Aunque se asó gente en las culturas celta, indioamericana (al ast, al parecer) y romana (las antorchas humanas de Nerón), la muerte en la hoguera fue instituida por bula papal en el siglo XII como aplicación de la pena capital a los disidentes de la ortodoxia, para cuya persecución la teocracia católica creó la Inquisición en el sur de Francia (1184). El fuego era limpio, impedía la resurrección y conducía directamente al infierno. El celo incinerador de los inquisidores los llevó a quemar herejes fugitivos en efigie, restos desenterrados de condenados póstumos y hasta a una anciana moribunda que en Toulouse fue arrojada a las llamas en su lecho cuando fue descubierta. Los piadosos espectadores de las quemas eran gratificados con indulgencias si aportaban leña a la pira y, aunque a veces los estrangulaban, la mayoría fueron quemados vivos y en ocasiones en masa, como los 210 cátaros martirizados en 1244 en Montségur por no abjurar.
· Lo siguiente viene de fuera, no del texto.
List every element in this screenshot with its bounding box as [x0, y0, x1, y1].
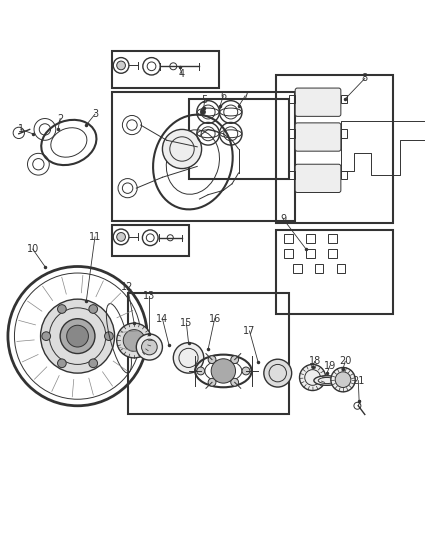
Circle shape: [211, 359, 236, 383]
Bar: [276, 75, 393, 223]
Circle shape: [208, 378, 216, 386]
FancyBboxPatch shape: [295, 123, 341, 151]
Text: 14: 14: [156, 314, 169, 324]
Text: 20: 20: [339, 357, 351, 366]
Text: 9: 9: [280, 214, 286, 224]
Bar: [341, 94, 347, 103]
Text: 16: 16: [208, 314, 221, 324]
Circle shape: [173, 343, 204, 373]
Bar: [113, 92, 295, 221]
Bar: [276, 230, 393, 314]
Bar: [306, 249, 315, 258]
Circle shape: [331, 367, 355, 392]
Circle shape: [117, 61, 125, 70]
Text: 15: 15: [180, 318, 193, 328]
Bar: [188, 99, 289, 180]
Text: 3: 3: [92, 109, 98, 119]
Circle shape: [89, 359, 98, 368]
Text: 6: 6: [220, 91, 226, 101]
Bar: [289, 94, 295, 103]
Circle shape: [105, 332, 113, 341]
Circle shape: [335, 372, 351, 387]
Bar: [113, 51, 219, 88]
Text: 11: 11: [89, 232, 101, 242]
Circle shape: [141, 339, 157, 355]
Bar: [284, 234, 293, 243]
Circle shape: [41, 299, 115, 373]
Circle shape: [300, 365, 325, 391]
Circle shape: [264, 359, 292, 387]
Text: 5: 5: [201, 95, 208, 105]
Circle shape: [242, 367, 250, 375]
Circle shape: [117, 232, 125, 241]
Text: 2: 2: [57, 114, 63, 124]
FancyBboxPatch shape: [295, 88, 341, 116]
Bar: [293, 264, 302, 273]
Circle shape: [231, 356, 239, 364]
Circle shape: [89, 305, 98, 313]
Bar: [328, 234, 336, 243]
Circle shape: [57, 359, 66, 368]
Text: 17: 17: [243, 326, 256, 336]
Text: 10: 10: [27, 244, 39, 254]
Bar: [341, 130, 347, 138]
Bar: [341, 171, 347, 180]
Circle shape: [197, 367, 205, 375]
Circle shape: [42, 332, 50, 341]
Circle shape: [60, 319, 95, 353]
Bar: [113, 225, 188, 256]
Circle shape: [123, 329, 145, 351]
Bar: [284, 249, 293, 258]
Text: 4: 4: [179, 69, 185, 79]
Text: 7: 7: [242, 91, 248, 101]
Circle shape: [208, 356, 216, 364]
Circle shape: [136, 334, 162, 360]
Circle shape: [117, 323, 152, 358]
Circle shape: [231, 378, 239, 386]
Text: 12: 12: [121, 282, 134, 293]
Ellipse shape: [314, 376, 340, 385]
Text: 13: 13: [143, 291, 155, 301]
Circle shape: [57, 305, 66, 313]
Text: 19: 19: [324, 361, 336, 371]
Text: 18: 18: [309, 357, 321, 366]
Bar: [315, 264, 323, 273]
Bar: [328, 249, 336, 258]
Circle shape: [67, 325, 88, 347]
Bar: [289, 130, 295, 138]
Bar: [289, 171, 295, 180]
Bar: [336, 264, 345, 273]
Text: 8: 8: [362, 74, 368, 84]
Text: 21: 21: [352, 376, 364, 385]
Circle shape: [162, 130, 201, 168]
FancyBboxPatch shape: [295, 164, 341, 192]
Ellipse shape: [200, 109, 205, 115]
Bar: [306, 234, 315, 243]
Bar: [127, 293, 289, 415]
Text: 1: 1: [18, 124, 24, 134]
Tres siglos después de la francesa, los Reyes Católicos impulsaron la Inquisición española, que en pocos años quemó a miles de judíos y moriscos acusados de falsa conversión. Ilustres quemados vivos de aquel siglo por herejía fueron el checo Juan Hus y la francesa Juana de Arco, y en el siguiente el español Miguel Servet (víctima de la teocracia calvinista) y el italiano Giordano Bruno. Otra bula de un vicarius christi declaró en 1484 la guerra santa contra los amigos del diablo, desencadenando la caza de decenas de miles de brujos y sobre todo brujas que ardieron vivos en ciudades de toda Europa, incluida Logroño, donde en 1610 fueron quemadas seis personas vivas y cinco en efigie en un «auto de fe» ante la muchedumbre atraída por la chamusquina. La vivibustión humana está tan arraigada en nuestra cultura que en un famoso cuento infantil, dos niños queman viva a la bruja para regocijo de los pequeños lectores.
La pena de hoguera, en fin, estuvo vigente en algunos países europeos, entre ellos España, hasta el siglo XIX. Ahora le toca el turno crematorio a la teocracia islamista y el resplandor de la ígnea luz de los mártires nunca se apagará mientras exista una fe revelada en un libro sagrado por un dios al que defender asesinando inocentes a sangre y fuego.